Partitioned Tables and Indexes

This chapter describes partitioned tables and indexes. It covers the following topics:

Introduction to Partitioning

Partitioning addresses key issues in supporting very large tables and indexes by letting you decompose them into smaller and more manageable pieces called partitions. SQL queries and DML statements do not need to be modified in order to access partitioned tables. However, after partitions are defined, DDL statements can access and manipulate individuals partitions rather than entire tables or indexes. This is how partitioning can simplify the manageability of large database objects. Also, partitioning is entirely transparent to applications.

Each partition of a table or index must have the same logical attributes, such as column names, datatypes, and constraints, but each partition can have separate physical attributes such as pctfree, pctused, and tablespaces.

Partitioning is useful for many different types of applications, particularly applications that manage large volumes of data. OLTP systems often benefit from improvements in manageability and availability, while data warehousing systems benefit from performance and manageability.


Note:

All partitions of a partitioned object must reside in tablespaces of a single block size.


See Also:

Partitioning offers these advantages:

  • Partitioning enables data management operations such data loads, index creation and rebuilding, and backup/recovery at the partition level, rather than on the entire table. This results in significantly reduced times for these operations.
  • Partitioning improves query performance. In many cases, the results of a query can be achieved by accessing a subset of partitions, rather than the entire table. For some queries, this technique (called partition pruning) can provide order-of-magnitude gains in performance.
  • Partitioning can significantly reduce the impact of scheduled downtime for maintenance operations.

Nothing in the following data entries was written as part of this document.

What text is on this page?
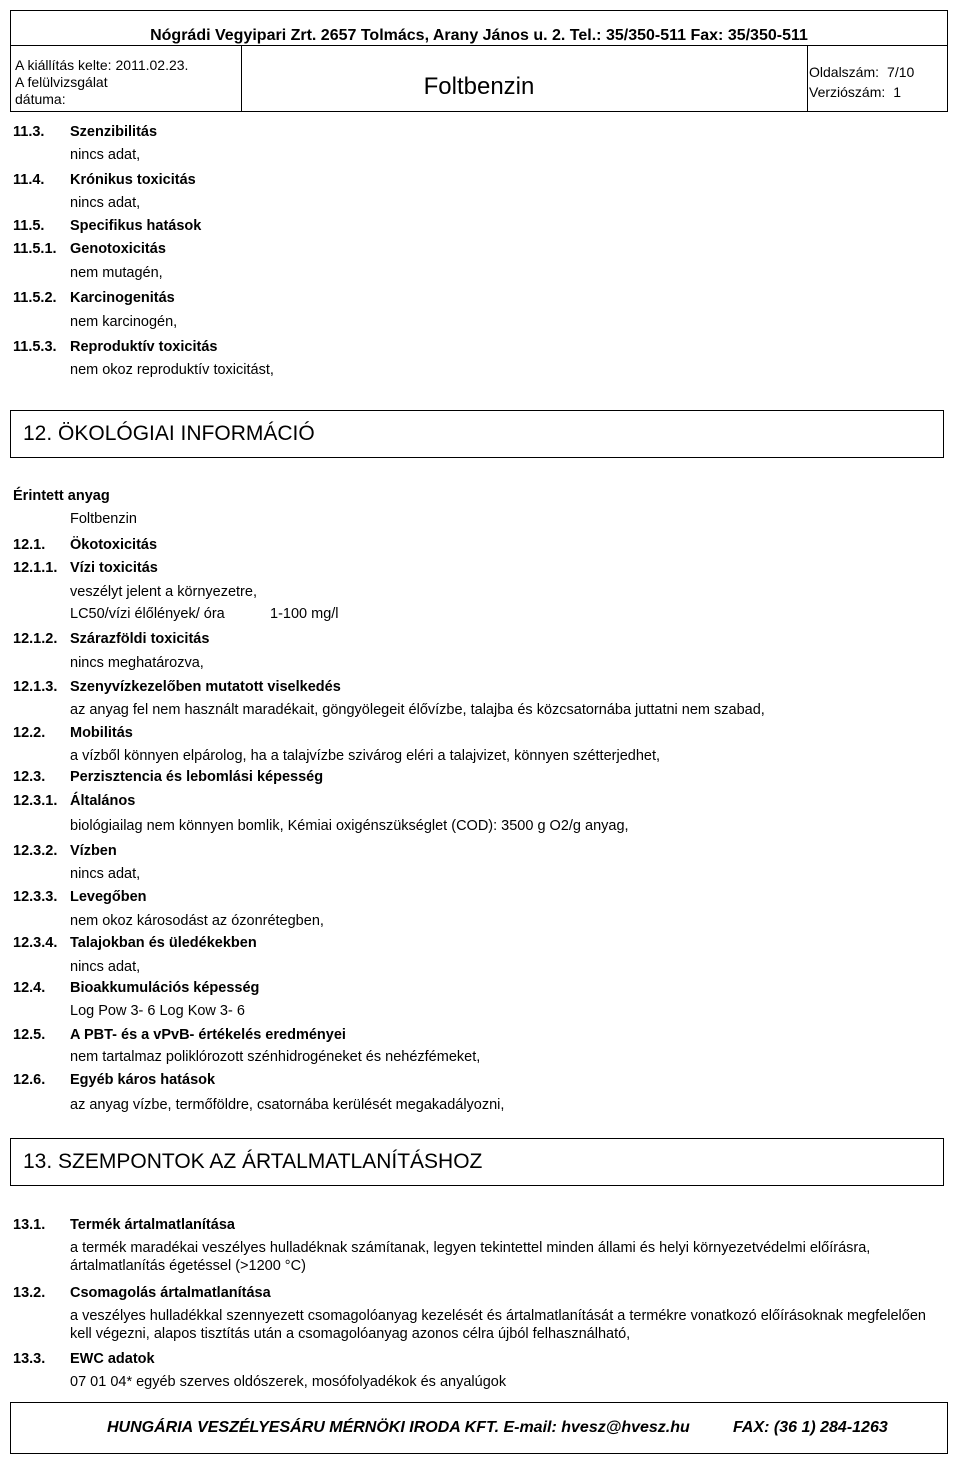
Nógrádi Vegyipari Zrt. 2657 Tolmács, Arany János u. 2. Tel.: 35/350-511 Fax: 35/350-511
A kiállítás kelte: 2011.02.23.
A felülvizsgálat
dátuma:	Foltbenzin
Oldalszám: 7/10
Verziószám: 1
11.3. Szenzibilitás
nincs adat,
11.4. Krónikus toxicitás
nincs adat,
11.5. Specifikus hatások
11.5.1. Genotoxicitás
nem mutagén,
11.5.2. Karcinogenitás
nem karcinogén,
11.5.3. Reproduktív toxicitás
nem okoz reproduktív toxicitást,
12. ÖKOLÓGIAI INFORMÁCIÓ
Érintett anyag
Foltbenzin
12.1. Ökotoxicitás
12.1.1. Vízi toxicitás
veszélyt jelent a környezetre,
LC50/vízi élőlények/ óra	1-100 mg/l
12.1.2. Szárazföldi toxicitás
nincs meghatározva,
12.1.3. Szenyvízkezelőben mutatott viselkedés
az anyag fel nem használt maradékait, göngyölegeit élővízbe, talajba és közcsatornába juttatni nem szabad,
12.2. Mobilitás
a vízből könnyen elpárolog, ha a talajvízbe szivárog eléri a talajvizet, könnyen szétterjedhet,
12.3. Perzisztencia és lebomlási képesség
12.3.1. Általános
biológiailag nem könnyen bomlik, Kémiai oxigénszükséglet (COD): 3500 g O2/g anyag,
12.3.2. Vízben
nincs adat,
12.3.3. Levegőben
nem okoz károsodást az ózonrétegben,
12.3.4. Talajokban és üledékekben
nincs adat,
12.4. Bioakkumulációs képesség
Log Pow 3- 6 Log Kow 3- 6
12.5. A PBT- és a vPvB- értékelés eredményei
nem tartalmaz poliklórozott szénhidrogéneket és nehézfémeket,
12.6. Egyéb káros hatások
az anyag vízbe, termőföldre, csatornába kerülését megakadályozni,
13. SZEMPONTOK AZ ÁRTALMATLANÍTÁSHOZ
13.1. Termék ártalmatlanítása
a termék maradékai veszélyes hulladéknak számítanak, legyen tekintettel minden állami és helyi környezetvédelmi előírásra, ártalmatlanítás égetéssel (>1200 °C)
13.2. Csomagolás ártalmatlanítása
a veszélyes hulladékkal szennyezett csomagolóanyag kezelését és ártalmatlanítását a termékre vonatkozó előírásoknak megfelelően kell végezni, alapos tisztítás után a csomagolóanyag azonos célra újból felhasználható,
13.3. EWC adatok
07 01 04* egyéb szerves oldószerek, mosófolyadékok és anyalúgok
HUNGÁRIA VESZÉLYESÁRU MÉRNÖKI IRODA KFT. E-mail: hvesz@hvesz.hu	FAX: (36 1) 284-1263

    Partition independence for partition maintenance operations lets you perform concurrent maintenance operations on different partitions of the same table or index. You can also run concurrent SELECT and DML operations against partitions that are unaffected by maintenance operations.

  • Partitioning increases the availability of mission-critical databases if critical tables and indexes are divided into partitions to reduce the maintenance windows, recovery times, and impact of failures.
  • Partitioning can be implemented without requiring any modifications to your applications. For example, you could convert a nonpartitioned table to a partitioned table without needing to modify any of the SELECT statements or DML statements which access that table. You do not need to rewrite your application code to take advantage of partitioning.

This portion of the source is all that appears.